Il Collegio ambrosiano decide di accogliere il ricorso della società considerando dirimente la qualificazione giuridica dei compensi in quanto risulta pacifico che gli stessi sono stati corrisposti alle società francesi, datrici di lavoro degli amministratori; le cariche sono state conferite agli stessi, così come avviene nella grande parte dei gruppi societari internazionali, in quanto dipendenti di società del gruppo e in relazione a tale qualità.
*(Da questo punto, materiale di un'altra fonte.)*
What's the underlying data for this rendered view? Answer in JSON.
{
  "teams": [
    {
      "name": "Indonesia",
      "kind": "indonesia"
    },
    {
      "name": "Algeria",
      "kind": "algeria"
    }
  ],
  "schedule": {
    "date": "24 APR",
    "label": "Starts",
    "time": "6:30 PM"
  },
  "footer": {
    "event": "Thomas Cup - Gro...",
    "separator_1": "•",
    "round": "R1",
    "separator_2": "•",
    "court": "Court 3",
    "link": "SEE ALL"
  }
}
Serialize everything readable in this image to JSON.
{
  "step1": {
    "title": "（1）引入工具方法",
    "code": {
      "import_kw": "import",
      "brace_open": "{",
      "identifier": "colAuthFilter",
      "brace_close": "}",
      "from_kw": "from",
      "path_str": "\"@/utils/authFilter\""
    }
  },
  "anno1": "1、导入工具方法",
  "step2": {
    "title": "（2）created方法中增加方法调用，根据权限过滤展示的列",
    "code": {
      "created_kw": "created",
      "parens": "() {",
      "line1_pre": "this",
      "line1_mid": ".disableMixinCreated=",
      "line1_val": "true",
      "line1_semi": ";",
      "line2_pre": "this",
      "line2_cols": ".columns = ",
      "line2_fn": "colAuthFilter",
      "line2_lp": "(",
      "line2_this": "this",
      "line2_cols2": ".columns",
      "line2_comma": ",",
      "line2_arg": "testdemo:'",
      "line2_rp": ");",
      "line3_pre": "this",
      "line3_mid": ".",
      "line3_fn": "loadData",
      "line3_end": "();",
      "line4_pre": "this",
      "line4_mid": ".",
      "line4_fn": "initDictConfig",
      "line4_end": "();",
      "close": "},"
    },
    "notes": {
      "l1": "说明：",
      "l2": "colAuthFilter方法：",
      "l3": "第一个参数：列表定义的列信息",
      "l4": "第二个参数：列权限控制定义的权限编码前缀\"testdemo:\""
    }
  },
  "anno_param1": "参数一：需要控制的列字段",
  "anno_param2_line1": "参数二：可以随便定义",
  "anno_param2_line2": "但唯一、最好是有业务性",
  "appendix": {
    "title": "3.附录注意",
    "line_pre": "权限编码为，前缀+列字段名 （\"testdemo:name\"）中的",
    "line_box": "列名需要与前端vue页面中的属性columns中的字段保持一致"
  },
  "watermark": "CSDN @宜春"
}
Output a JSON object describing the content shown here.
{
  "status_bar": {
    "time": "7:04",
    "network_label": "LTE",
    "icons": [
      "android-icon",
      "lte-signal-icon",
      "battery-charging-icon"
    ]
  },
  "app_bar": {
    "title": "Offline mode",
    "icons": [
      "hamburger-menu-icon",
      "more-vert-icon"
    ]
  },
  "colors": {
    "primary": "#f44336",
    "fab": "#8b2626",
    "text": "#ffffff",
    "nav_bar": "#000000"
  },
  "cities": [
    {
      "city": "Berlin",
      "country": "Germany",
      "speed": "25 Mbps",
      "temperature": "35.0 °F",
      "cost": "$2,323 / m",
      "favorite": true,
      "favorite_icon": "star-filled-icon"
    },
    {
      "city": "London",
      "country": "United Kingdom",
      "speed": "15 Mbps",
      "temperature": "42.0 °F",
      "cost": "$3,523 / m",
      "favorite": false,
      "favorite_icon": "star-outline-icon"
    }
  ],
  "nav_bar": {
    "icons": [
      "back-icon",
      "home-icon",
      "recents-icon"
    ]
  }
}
Pertanto, chiosano i giudici, la fattispecie in esame va inquadrata, diversamente da come ritenuto dall’ufficio, nell’ambito di applicazione dell’articolo 50, comma l, lettera b), del Tuir, che considera da «assimilare ai redditi di lavoro dipendente le indennità e i compensi percepiti a carico di terzi dai prestatori di lavoro dipendente per incarichi svolti in relazione a tale qualità, ad esclusione di quelli che per clausola contrattuale devono essere riversati al datore di lavoro e di quelli che per legge devono essere riversati allo Stato»; di conseguenza, se reversibili e riversati al datore di lavoro, i assumendo la qualificazione giuridica del reddito prodotto da quest’ultimo, nel cui ambito vanno a collocarsi (ergo reddito d’impresa poiché percettrici dei compensi reversibili e riversati, nel caso de quo, erano società commerciali).
La Commissione ritiene altresì dirimente il disposto dell’articolo 7, paragrafo l, della Convenzione Italia/Francia, in base al quale i redditi d’impresa sono imponibili soltanto nello stato di residenza del percettore, salvo che questi disponga di una stabile organizzazione, che nel caso di specie non esisteva.